TO ERR IS HUMAN, TO FORGIVE DIVINE

  • TO ERR IS HUMAN, TO FORGIVE DIVINE

There is great truth in this common proverb. All human beings make mistakes and therefore we, as humans, should learn to be tolerant. To forgive our fellowmen for their mistakes is a godly virtue. Don’t we ourselves expect others to forgive us for our faults? Why should we not reciprocate and forgive them in return?

When someone does something wrong, our immediate desire is to see that he is punished. When children tell a lie, elders fly into a rage and slap them. if the peon in the office fails to bring a file to his boos on time he is threatened with dismissal. People fail to realize that they themselves are sometimes guilty of such petty wrongs. All this does not mean that we should connive at wrongs. All this does not mean that we should connive at wrong deeds. Our objective should be to reform and improve the person who has done wrong, and not to punish him. punishment is not the answer to the problem of wrongdoing; indeed, it often turns out to be worse than the disease, for the person who is punished feels humiliated and embittered and bears a grudge against the person who has punished him.

When some enraged Jews were about to stone a woman of ill reputation to death, Christ said to them; “let his who is without sin cast the first stone,” we have the right to demand punishment of wrong, not the wrongdoer. This is precisely the attitude that Gandhiji exhorted all Indians to adopt towards the British.

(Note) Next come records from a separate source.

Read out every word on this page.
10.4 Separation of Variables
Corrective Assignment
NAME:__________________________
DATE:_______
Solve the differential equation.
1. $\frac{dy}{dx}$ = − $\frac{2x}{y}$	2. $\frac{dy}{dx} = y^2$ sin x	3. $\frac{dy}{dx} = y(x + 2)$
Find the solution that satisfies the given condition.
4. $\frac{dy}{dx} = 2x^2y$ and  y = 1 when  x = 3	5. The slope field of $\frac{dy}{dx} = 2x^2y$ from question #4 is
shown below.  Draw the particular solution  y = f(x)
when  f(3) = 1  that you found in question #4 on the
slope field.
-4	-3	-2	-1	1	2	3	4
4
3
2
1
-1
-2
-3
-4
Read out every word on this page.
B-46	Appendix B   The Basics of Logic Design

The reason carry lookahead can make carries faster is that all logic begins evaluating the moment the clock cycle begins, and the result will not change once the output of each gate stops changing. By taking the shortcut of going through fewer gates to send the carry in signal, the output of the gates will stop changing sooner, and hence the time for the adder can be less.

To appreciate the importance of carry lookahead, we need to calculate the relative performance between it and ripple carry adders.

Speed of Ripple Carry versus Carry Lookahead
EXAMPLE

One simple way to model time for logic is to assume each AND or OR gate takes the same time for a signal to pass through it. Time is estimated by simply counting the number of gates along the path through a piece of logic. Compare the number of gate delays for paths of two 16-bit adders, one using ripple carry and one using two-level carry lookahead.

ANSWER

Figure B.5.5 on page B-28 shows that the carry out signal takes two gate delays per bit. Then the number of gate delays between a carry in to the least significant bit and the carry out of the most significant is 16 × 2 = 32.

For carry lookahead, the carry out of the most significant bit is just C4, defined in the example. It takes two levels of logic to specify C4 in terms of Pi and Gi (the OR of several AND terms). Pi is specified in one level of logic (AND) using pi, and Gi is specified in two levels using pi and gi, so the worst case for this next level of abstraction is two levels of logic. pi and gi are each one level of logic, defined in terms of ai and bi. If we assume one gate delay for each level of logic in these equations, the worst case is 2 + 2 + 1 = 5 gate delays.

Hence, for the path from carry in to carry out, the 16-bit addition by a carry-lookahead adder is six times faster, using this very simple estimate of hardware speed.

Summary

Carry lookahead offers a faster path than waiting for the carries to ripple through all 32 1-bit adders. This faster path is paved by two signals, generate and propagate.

When a wrongdoer is forgiven for his fault, especially when he does not expect forgiveness he may be moved by the magnanimous act of forgiveness, may repent for his wrongdoing and resolve not to do any wrong again. He is likely to reform. Forgiveness thus leads to repentance, and sincere repentance reforms the wrongdoer. That is why forgiveness is called divine. We should remember the other useful proverb: “To understand all is to forgive all.” we should try to understand why one does something wrong. Once we realize this, we are certain to take a sympathetic view and try to help and reform the person instead of just condemning and punishing him.

We will appreciate the necessity of forgiving if we bear in mind two things; firstly. All men without exception are likely to make mistakes or do wrong, and secondly, it is not our job to judge other people. As it is wisely said, “the judgement will come on the final day, and that,, too, from God.”